My heart is numb, though it wasn’t always so.

I used to live a normal life. The darkness I knew to reside in my heart used to be offset by a conscience in my head that made me see the world in a peachy light. My true name you will never know, but be warned of my intentions. I did not come to this city to be a hero. I didn’t set this town ablaze by mistake. It was all part of a plan, a plan that slowly grew like cancer through my mind.

Chapter 1

I grew up in the average small town. We weren’t very different from any other small, affluent small towns. A clear-cut mixture of saviours and scumbags we were, but my father stood out in my mind, like a smudged blur on the otherwise sharply defined canvas of our morality. I could never figure out if he was a scumbag or a saviour, an immoral pauper or a conscientious prince, and neither could my mother. My father’s ambiguity affected me a lot, but it affected my mother a lot more. Throughout her life I could see her lamenting this marriage but, God bless her, she was too weak to break free. One day in my tenth year, I was sitting there, with her going over her spousal issues in a hysterical manner and me trying to reason to no avail. This situation was not unique to me; indeed I had tried multiple times throughout my life to reason with her when she went crazy, but I knew by now it was a lost cause. At that moment, I had had enough of this. I prayed, only for a second, for her to have the will to do whatever would make her happy, and, in that fateful second, I think she heard me. She got up, kissed me on the forehead, and walked into the kitchen.

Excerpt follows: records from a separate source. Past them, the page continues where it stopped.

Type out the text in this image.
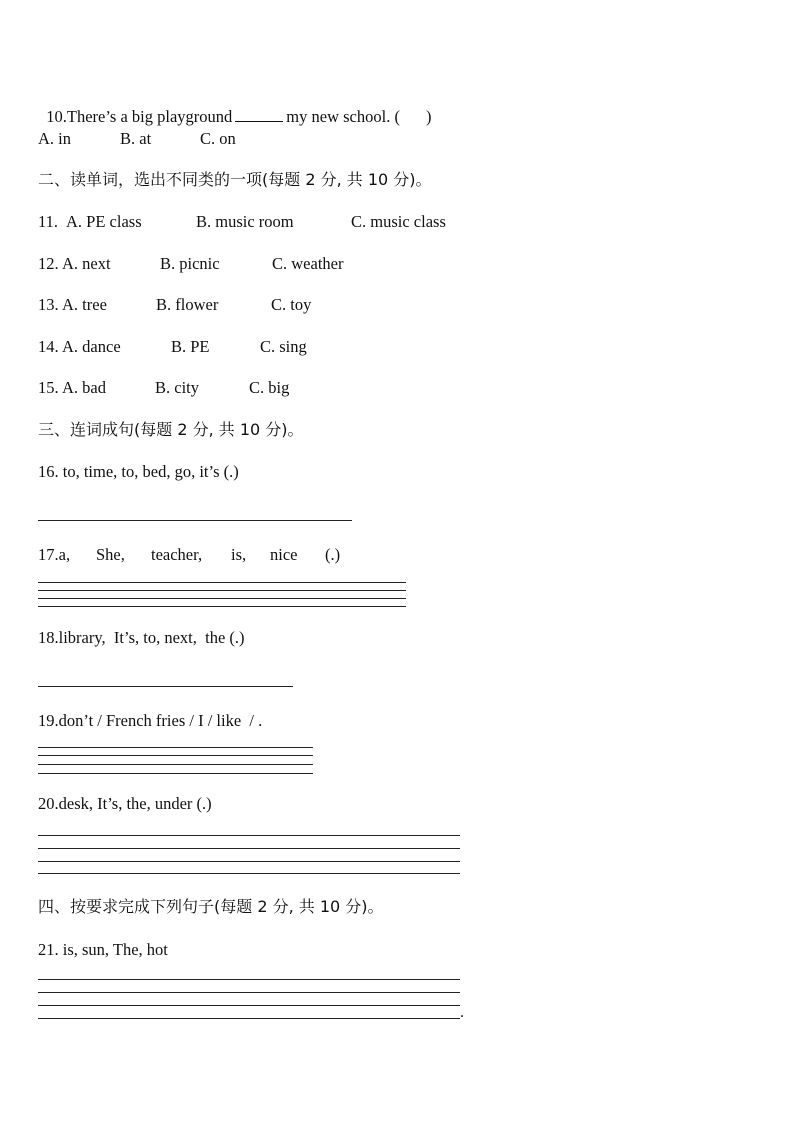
10.There’s a big playground	my new school. ( )

A. in

	B. at

	C. on

二、读单词，选出不同类的一项(每题 2 分, 共 10 分)。

11.

A. PE class

	B. music room

	C. music class

12.

A. next

	B. picnic

	C. weather

13.

A. tree

	B. flower

	C. toy

14.

A. dance

	B. PE

	C. sing

15.

A. bad

	B. city

	C. big

三、连词成句(每题 2 分, 共 10 分)。
16. to, time, to, bed, go, it’s (.)

17.a,

She,

teacher,

is,

nice

(.)

18.library,  It’s, to, next,  the (.)
19.don’t / French fries / I / like  / .
20.desk, It’s, the, under (.)
四、按要求完成下列句子(每题 2 分, 共 10 分)。
21. is, sun, The, hot
.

Looking back now, I can see that thought, that one second, that one moment where our minds were in sync. I can see these things in my mind’s eye and know that they defined my life. I never heard her slit her wrists and die on the cold floor.

Chapter 2

My father was always a paragon and a renegade. Every good thing, every kind deed would be offset by something dirty, something evil. In a way he was the ultimate embodiment of the Buddhist principle of balance, offsetting every good thing with something bad. However, this never satisfied me, and I strove to find out more about the man who’d made me, raised me, but yet was the biggest enigma in my life.

My first clue was his friend. This man, whose name I will not mention and appearance I will not describe, had never been close to me. I did not think he would talk to me after all these years and, true to my hunch, he never did. He was, however, a clue. This man was in now way connected to the life my father should have had. This man was not the kind of friend I’d expect rich, small town man such as my Dad to have. This man was deadly.

I went to meet him the next day. I didn’t know his name, but I hoped to get some information from him. How optimistic I was then, before the darkness overtook me, hoping a man like him would give information to a beardless kid who was a stranger to him. So I strode up to his door and, with my confidence peaking, rang the doorbell. And I waited.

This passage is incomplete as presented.